Friday, June 22, 2018

Tell the Truth and Shame the Devil - Blue Devil #1

Blue Devil #1
Cover: Paris Cullins and Dick Giordano
Writer: Dan Mishkin
Artist: Paris Cullins and Pablo Marcos

When I started Dantastic Comics in 2016, I made a stack of comics from my long boxes that I meant to review for it.  Then I forgot about most them.  I was rummaging around for DC Comics Presents #31 when I found this.  I rescued it from the quarter bin sometime in the dim past and I don't remember if I actually read it or not prior to this.

Some men approach ancient ruins when The Blue Devil springs upon them!  In a nice swerve, it turns out they're part of the Blue Devil movie.  Dan Cassidy, a stuntman, is inside the Blue Devil suit, giving him super strength and other powers.  Right away, this feels more like a Marvel book than a DC book.  Dan is lamenting over being a genius with gizmos but not being able to tell Sharon how he feels.

Anyway, the actors are fucking around inside the ruins and awaken the demon Nebiros.  Sharon comes running to Dan and he puts on the Blue Devil suit to fight off the demon.  See where this is going?

Naturally, the director gets the fight on film.  Nebiros blasts Blue Devil and goes on the rampage.  Blue Devil recovers and battles Nebiros and gets taken out a second time.  The star of the movie distracts the demon long enough for Blue Devil to blast him back into the chamber he came from.  With Nebiros defeated, Blue Devil has no trouble talking to Sharon but find that he can't take the suit off!  He's now Blue Devil forever!

I've never heard of Dan Mishkin but this was an action packed tale.  The dialog had a funny edge to it and it felt like a silver age Marvel tale at times.  I was already a Paris Cullins fan from his work on Blue Beetle not long after this and he did a great job on Blue Devil and Nebiros.

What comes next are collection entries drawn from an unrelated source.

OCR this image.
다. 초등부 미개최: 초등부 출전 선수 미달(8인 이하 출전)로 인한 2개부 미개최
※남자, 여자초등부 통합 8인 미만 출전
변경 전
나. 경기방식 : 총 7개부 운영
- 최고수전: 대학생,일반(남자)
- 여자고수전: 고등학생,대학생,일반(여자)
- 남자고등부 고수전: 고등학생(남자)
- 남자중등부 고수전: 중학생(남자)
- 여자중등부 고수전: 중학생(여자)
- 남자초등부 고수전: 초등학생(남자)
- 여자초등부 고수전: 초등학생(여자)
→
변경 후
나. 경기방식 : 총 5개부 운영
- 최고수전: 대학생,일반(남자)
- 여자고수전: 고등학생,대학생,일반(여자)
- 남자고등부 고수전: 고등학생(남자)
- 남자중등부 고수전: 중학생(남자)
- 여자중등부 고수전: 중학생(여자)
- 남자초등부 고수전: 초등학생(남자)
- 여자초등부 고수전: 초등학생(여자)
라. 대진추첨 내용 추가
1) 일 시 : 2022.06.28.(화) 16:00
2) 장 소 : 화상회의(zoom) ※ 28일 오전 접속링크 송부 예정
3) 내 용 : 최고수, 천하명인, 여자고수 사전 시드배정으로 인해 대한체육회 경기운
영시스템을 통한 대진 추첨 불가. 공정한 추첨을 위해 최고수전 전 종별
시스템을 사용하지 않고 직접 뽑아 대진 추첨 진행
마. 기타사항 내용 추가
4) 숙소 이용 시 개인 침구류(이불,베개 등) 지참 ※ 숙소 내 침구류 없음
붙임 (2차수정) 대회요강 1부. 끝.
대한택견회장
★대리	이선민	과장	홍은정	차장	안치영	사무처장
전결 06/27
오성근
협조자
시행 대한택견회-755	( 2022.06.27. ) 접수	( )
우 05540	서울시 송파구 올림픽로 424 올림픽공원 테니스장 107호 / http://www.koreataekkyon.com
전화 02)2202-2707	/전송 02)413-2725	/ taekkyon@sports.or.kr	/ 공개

This was a solid first issue and made me want to read more Blue Devil.  I think I have more issues in the long boxes but I'll have to dig.  I can see why this series was never popular but I have to think it had a loyal cult following back in the day.  It's quirky and has a sense of humor about itself, not something that was terribly popular in the post-Watchmen world. It was probably a case of wrong comic, wrong time.  I think a Blue Devil revival would work well today.